Besides bread and mushrooms, one of my favourite foods are Potatoes ($10) in any style: these julienned potato slivers were served cool, tossed in seaweed butter and spicy cod roe. I found the flavours of this dish reminiscent of the Mentaiko Udon at Sushi Garden, which has a slightly cheesy taste to it. The stringy potatoes ended up tasting like un-fried hashbrowns (it’s tastier than it sounds), and we felt that the roe was relatively fresh. Although this was a good dish, I don’t think it was particularly special, so I probably wouldn’t order it again.
I was excited to try our next dish, the Parisienne Gnocchi ($12), since I had never had this potato dumpling pasta before.

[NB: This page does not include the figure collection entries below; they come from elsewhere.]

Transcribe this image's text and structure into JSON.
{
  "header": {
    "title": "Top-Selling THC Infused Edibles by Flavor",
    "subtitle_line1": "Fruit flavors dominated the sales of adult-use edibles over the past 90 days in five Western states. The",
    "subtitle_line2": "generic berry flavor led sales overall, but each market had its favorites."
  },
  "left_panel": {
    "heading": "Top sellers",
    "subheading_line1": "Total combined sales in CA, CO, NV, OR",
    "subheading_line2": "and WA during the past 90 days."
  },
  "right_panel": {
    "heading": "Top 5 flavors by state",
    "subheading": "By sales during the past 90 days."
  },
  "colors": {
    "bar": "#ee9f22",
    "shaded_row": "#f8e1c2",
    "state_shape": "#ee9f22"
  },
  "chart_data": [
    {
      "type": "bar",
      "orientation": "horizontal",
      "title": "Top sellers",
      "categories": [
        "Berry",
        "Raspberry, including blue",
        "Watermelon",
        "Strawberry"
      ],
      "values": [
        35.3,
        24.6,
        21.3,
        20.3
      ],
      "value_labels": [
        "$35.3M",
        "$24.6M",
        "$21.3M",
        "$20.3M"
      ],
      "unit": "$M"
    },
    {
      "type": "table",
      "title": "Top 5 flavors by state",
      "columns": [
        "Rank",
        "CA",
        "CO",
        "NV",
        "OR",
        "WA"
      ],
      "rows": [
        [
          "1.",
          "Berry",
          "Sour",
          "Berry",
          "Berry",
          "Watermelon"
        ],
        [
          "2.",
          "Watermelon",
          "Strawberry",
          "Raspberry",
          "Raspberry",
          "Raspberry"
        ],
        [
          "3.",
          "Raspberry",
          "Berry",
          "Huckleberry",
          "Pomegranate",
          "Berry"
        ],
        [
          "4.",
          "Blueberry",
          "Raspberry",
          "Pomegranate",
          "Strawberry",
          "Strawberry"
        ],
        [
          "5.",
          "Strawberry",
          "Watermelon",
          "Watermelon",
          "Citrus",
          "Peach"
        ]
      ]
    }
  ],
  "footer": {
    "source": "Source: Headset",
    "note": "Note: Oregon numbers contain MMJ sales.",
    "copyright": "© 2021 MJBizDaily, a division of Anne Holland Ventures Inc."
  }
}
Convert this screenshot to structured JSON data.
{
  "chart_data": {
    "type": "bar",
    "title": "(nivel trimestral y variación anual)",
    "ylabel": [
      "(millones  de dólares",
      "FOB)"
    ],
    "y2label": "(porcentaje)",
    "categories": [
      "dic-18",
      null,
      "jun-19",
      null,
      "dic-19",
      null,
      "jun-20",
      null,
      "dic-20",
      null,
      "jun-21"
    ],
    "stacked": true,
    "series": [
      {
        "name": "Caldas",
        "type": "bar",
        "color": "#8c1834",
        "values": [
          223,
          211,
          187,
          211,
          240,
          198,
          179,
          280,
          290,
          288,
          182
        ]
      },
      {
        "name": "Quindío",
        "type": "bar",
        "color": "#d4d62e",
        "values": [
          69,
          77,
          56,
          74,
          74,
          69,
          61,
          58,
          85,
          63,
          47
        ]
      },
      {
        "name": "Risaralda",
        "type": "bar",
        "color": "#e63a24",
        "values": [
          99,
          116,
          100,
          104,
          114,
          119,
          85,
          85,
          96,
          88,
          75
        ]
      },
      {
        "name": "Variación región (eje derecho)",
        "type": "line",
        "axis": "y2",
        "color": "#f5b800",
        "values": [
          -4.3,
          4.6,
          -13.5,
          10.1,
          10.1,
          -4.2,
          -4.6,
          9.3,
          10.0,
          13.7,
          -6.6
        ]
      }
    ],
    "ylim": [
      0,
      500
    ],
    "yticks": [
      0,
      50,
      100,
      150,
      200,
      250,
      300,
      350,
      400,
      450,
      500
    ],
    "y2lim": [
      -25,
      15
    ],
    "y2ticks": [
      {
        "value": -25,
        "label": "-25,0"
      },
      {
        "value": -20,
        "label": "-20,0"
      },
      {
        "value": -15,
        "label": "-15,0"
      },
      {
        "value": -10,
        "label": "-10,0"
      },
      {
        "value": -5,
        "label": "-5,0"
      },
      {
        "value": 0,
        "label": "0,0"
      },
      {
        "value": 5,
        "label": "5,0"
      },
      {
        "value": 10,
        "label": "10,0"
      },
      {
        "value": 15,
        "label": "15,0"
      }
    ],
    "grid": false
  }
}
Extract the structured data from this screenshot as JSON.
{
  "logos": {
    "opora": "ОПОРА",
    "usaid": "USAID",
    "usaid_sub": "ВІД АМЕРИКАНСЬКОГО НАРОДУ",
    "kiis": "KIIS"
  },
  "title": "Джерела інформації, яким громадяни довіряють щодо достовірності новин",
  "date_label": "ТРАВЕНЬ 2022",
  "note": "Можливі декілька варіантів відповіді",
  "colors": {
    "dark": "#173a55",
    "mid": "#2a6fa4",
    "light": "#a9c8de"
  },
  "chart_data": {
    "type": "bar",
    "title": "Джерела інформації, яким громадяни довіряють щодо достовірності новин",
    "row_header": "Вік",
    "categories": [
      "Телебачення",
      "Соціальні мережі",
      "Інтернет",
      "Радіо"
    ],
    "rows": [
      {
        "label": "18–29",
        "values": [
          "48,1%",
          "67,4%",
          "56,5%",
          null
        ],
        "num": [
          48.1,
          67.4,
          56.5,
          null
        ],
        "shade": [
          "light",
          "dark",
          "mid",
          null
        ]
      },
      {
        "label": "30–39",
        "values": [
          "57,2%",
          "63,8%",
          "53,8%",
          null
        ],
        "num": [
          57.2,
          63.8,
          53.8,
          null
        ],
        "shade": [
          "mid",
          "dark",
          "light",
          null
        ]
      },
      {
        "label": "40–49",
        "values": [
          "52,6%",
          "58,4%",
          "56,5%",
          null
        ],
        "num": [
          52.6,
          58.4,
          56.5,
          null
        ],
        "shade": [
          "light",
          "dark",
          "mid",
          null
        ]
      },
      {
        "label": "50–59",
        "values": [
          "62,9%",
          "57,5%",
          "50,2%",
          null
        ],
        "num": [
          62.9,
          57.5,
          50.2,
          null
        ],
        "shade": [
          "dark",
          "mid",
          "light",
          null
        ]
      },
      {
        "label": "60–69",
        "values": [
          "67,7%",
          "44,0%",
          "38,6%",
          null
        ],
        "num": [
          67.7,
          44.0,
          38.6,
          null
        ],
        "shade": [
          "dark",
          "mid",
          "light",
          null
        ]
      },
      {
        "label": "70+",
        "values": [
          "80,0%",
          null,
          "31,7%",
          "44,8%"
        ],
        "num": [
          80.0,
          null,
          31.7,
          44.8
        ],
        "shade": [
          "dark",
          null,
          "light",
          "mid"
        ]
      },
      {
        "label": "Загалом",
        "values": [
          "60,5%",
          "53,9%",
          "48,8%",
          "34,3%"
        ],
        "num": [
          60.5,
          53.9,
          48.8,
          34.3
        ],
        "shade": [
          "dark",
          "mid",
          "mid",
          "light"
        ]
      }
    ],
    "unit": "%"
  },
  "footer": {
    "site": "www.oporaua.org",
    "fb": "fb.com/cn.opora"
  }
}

I found the skins to be surprisingly thin, and the potato-y filling very light, which totally ran opposite to what I had in mind– not that that’s a bad thing. Garnished by thin slices of light pink radishes and sorrel (which is apparently an herb), I thought this dish was really aesthetically pleasing, reminding me of the cherry blossoms that are outside now. I don’t really know what makes this dish Parisienne– anyone care to enlighten me in the comments?
And now I present to you the final dish of the night: Scallops ($17), seared and served with rectangular blocks of fried polenta, brussel sprout leaves, caper raisins, and house-made XO sauce (for more scallopy goodness). This was an excellently prepared dish, everything having been cooked just right: the scallops were warm, and not overcooked, and the brussel sprouts were unwilted. However, the XO sauce wasn’t as flavourful as we would have liked, though the dried scallops were easily discernible– we definitely wanted a bit more of a kick. Aside from the scallops, my favourite part of the dish was the fried polenta, with its crispy outer coating masking the grainy goodness within that I was still able to pick up with my chopsticks.
Our long day ended with a very enjoyable wrap-up at PiDGiN, as the food, service and atmosphere were all superb, for a newer restaurant that may still have been figuring out some kinks, and especially in light of the protests they’ve been subject to. The plates are on the small side, but they’re meant to be that way (and you can try more), and each dish showed the exquisite care of the chefs. PiDGiN does change up its menu every so often, and I hear they’ve incorporated tasting menus into their line-up, so it would be a good idea to go soon to see what it’s like! I wholeheartedly recommend this restaurant, and will definitely be going there again in the near future.